Component kappa rho variance explained normalized variance explained countsigFR2 countsigFS0 dice_FR2 dice_FS0 countnoise signal-noise_t signal-noise_p d_table_score kappa ratio d_table_score_scrub classification rationale
ica_00 106.314 17.8163 0.507241 0.00403574 3856 1826 0.514541 0.243511 674 14.2077 7.00595e-42 4.2 0.292705 2.4 accepted nan
ica_01 91.4559 18.1357 0.569411 0.00297853 4478 2762 0.569481 0.301275 913 8.30499 4.8039e-16 6.4 0.381962 4.4 accepted nan
ica_02 81.9524 19.4905 0.33585 0.00195625 3506 2334 0.520029 0.2966 809 12.2543 2.09485e-31 7.4 0.251414 5 accepted nan
ica_03 74.4902 15.7926 0.517262 0.00306524 4043 2407 0.54551 0.189069 897 13.9354 2.5095e-40 5 0.426008 3 accepted nan
ica_04 72.7947 17.2831 0.32673 0.00231219 3986 3015 0.52485 0.238084 832 13.7875 4.04151e-39 5.4 0.275356 3.6 accepted nan

desc-ICA_metrics.json (new)

    "Component": {
        "Description": "The unique identifier of each component.
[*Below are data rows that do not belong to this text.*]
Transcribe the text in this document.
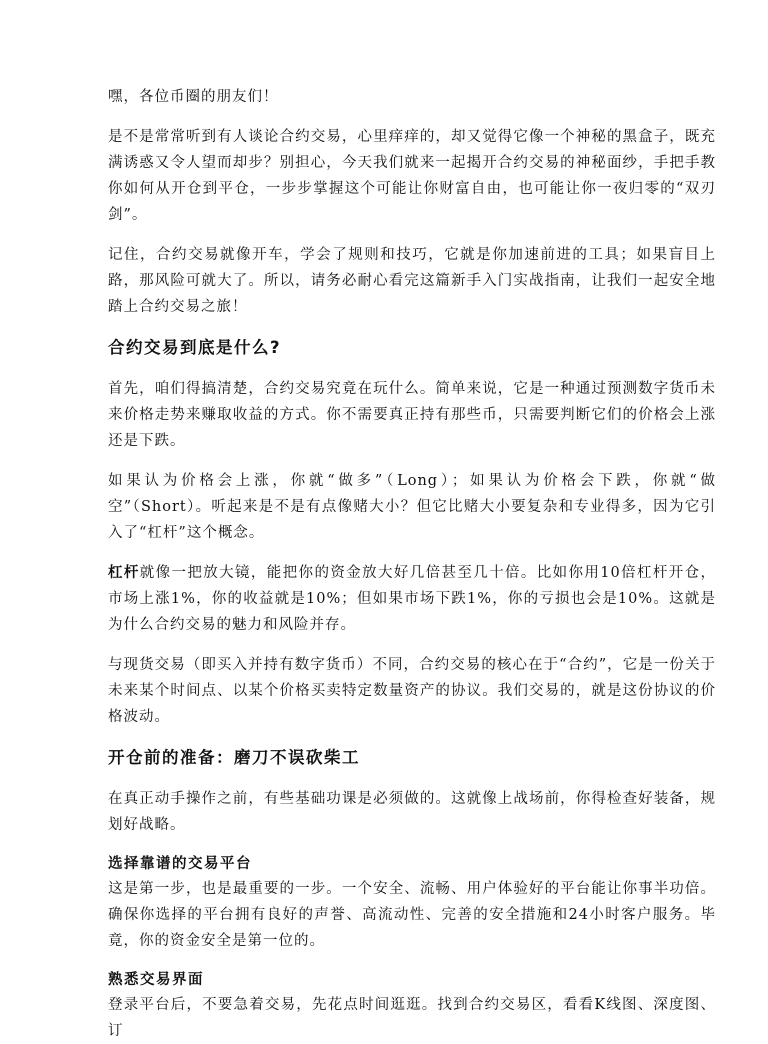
嘿，各位币圈的朋友们！

是不是常常听到有人谈论合约交易，心里痒痒的，却又觉得它像一个神秘的黑盒子，既充满诱惑又令人望而却步？别担心，今天我们就来一起揭开合约交易的神秘面纱，手把手教你如何从开仓到平仓，一步步掌握这个可能让你财富自由，也可能让你一夜归零的“双刃剑”。

记住，合约交易就像开车，学会了规则和技巧，它就是你加速前进的工具；如果盲目上路，那风险可就大了。所以，请务必耐心看完这篇新手入门实战指南，让我们一起安全地踏上合约交易之旅！

合约交易到底是什么?

首先，咱们得搞清楚，合约交易究竟在玩什么。简单来说，它是一种通过预测数字货币未来价格走势来赚取收益的方式。你不需要真正持有那些币，只需要判断它们的价格会上涨还是下跌。

如果认为价格会上涨，你就“做多”（Long）；如果认为价格会下跌，你就“做空”（Short）。听起来是不是有点像赌大小？但它比赌大小要复杂和专业得多，因为它引入了“杠杆”这个概念。

杠杆就像一把放大镜，能把你的资金放大好几倍甚至几十倍。比如你用10倍杠杆开仓，市场上涨1%，你的收益就是10%；但如果市场下跌1%，你的亏损也会是10%。这就是为什么合约交易的魅力和风险并存。

与现货交易（即买入并持有数字货币）不同，合约交易的核心在于“合约”，它是一份关于未来某个时间点、以某个价格买卖特定数量资产的协议。我们交易的，就是这份协议的价格波动。

开仓前的准备：磨刀不误砍柴工

在真正动手操作之前，有些基础功课是必须做的。这就像上战场前，你得检查好装备，规划好战略。

选择靠谱的交易平台

这是第一步，也是最重要的一步。一个安全、流畅、用户体验好的平台能让你事半功倍。确保你选择的平台拥有良好的声誉、高流动性、完善的安全措施和24小时客户服务。毕竟，你的资金安全是第一位的。

熟悉交易界面

登录平台后，不要急着交易，先花点时间逛逛。找到合约交易区，看看K线图、深度图、订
This identifier matches column names in the mixing matrix TSV file.",
        "LongName": "Component identifier"
    "classification": {
        "Description": "Classification from the classification procedure.",
        "Levels": {
            "accepted": "A BOLD-like component included in denoised and high-Kappa data.",
            "ignored": "A low-variance component included in denoised, but excluded from high-Kappa data.",
            "rejected": "A non-BOLD component excluded from denoised and high-Kappa data."
        "LongName": "Component classification"
    "countnoise": {
        "Description": "Number of 'noise' voxels (voxels highly weighted for component, but not from clusters) from each component.",
        "LongName": "Noise voxel count",
        "Units": "voxel"
    "countsigFR2": {
        "Description": "Number of significant voxels from the cluster-extent thresholded R2 model F-statistic map for each component.",
        "LongName": "R2 model F-statistic map significant voxel count",
        "Units": "voxel"

Sounds good to me!

They look beautiful ! Per the linked fMRIPrep discussion, though, does that mean these files are not BIDS compatible for the moment ?

tsalo commented

From what I recall, there is nothing in the derivatives spec prohibiting them, and I think that they are ultimately cleaner than a pure-json approach, but I can't guarantee that other tools (especially fMRIPrep) will want to adopt this approach. That's part of why I want input on ME-ICA/aroma#5 as well.

tsalo commented

One other thing we could do is use desc-tedana instead of desc-ICA for the metric files (see ME-ICA/aroma#5), in order to support multiple algorithms. I don't know how to link the metric files to the decomposition files in that case though... but it's probably something worth looking into.